It is commonplace for computing devices to incorporate power management features to support operating in various power states that each strike a different balance between consumption of electric power and availability of features to perform various tasks. In particular, portable computing devices tend to have rather sophisticated forms of power management in which the provision of the limited electric power available from a battery to various components is individually controllable.
For many of the uses to which a computing device may be put, it is often possible to allow a power management component to place the computing device in a lower power state. However, situations do arise in which it may be desired to maintain a computing device in a higher power state, and therefore, it may be desired to prevent a power management component from placing the computing device in a lower power state. By way of example, a computing device may be operated to perform playback of motion video, thereby requiring uninterrupted use of sufficient processing resources to decode motion video and uninterrupted use of a display to visually present the motion video. Further, such uninterrupted use of such resources may be required despite a limited supply of available electric power approaching depletion (e.g., despite a battery of the computing device running low).
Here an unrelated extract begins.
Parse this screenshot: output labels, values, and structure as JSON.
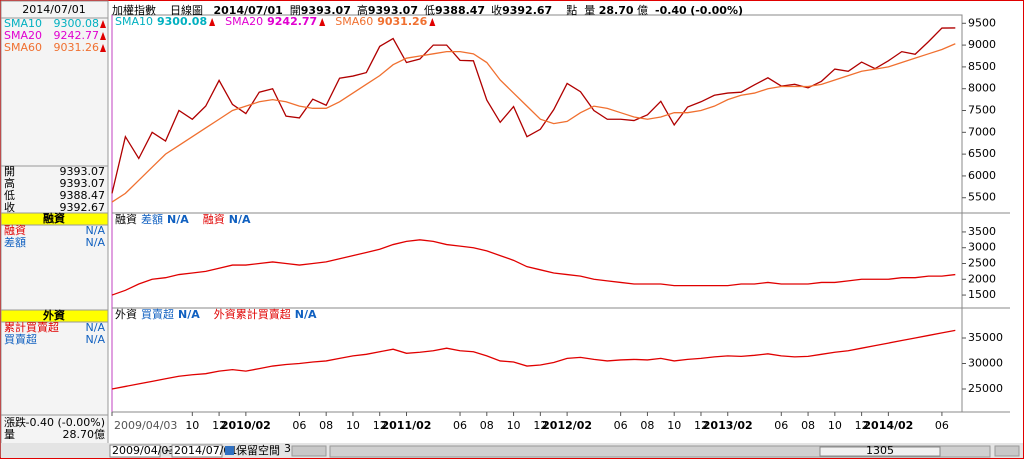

It has therefore become commonplace to provide function calls to allow application routines and/or various portions of an operating system to request that a power management component of a computing device refrain from placing the computing device in a lower power state. This has become commonly referred to as requesting or “acquiring” a “wakelock” in which a computing device is “locked” into a higher power state or “kept awake” such that it cannot enter a lower power state or “sleep mode.” Various implementations include support for calls to request a wakelock, calls to release a wakelock and/or calls to request a wakelock that is time limited such that it expires at the end of a specified period of time.
Unfortunately, the provision of such support for application routines to make use of wakelocks has been accompanied by the advent of so-called “no-sleep wakelock bugs” in which errors in application routines and/or other unexpected situations arise that result in excessive use of a wakelock, thereby leading to premature depletion of available electric power. These situations are sometimes referred to as “unexpected battery drain” and lead to debugging efforts to identify the manner in which a wakelock was somehow requested and granted, but never released.
Unfortunately, numerous portable computing devices incorporate operating systems that were not architected in a manner that facilitates quick detection of the source of such wakelock bugs. Various operating systems do support the generation of system log data that details the occurrence of various events over time. Also, various operating systems do support the ability to “dump” the current state of registers and various data structures to provide a detailed view of the state of components of the operating system, including whether there is a wakelock that was earlier requested, but which has not yet been released. However, no provision has been made to record or provide the data necessary to identify what routine or operating system component may have errantly requested a wakelock and/or neglected to release a wakelock.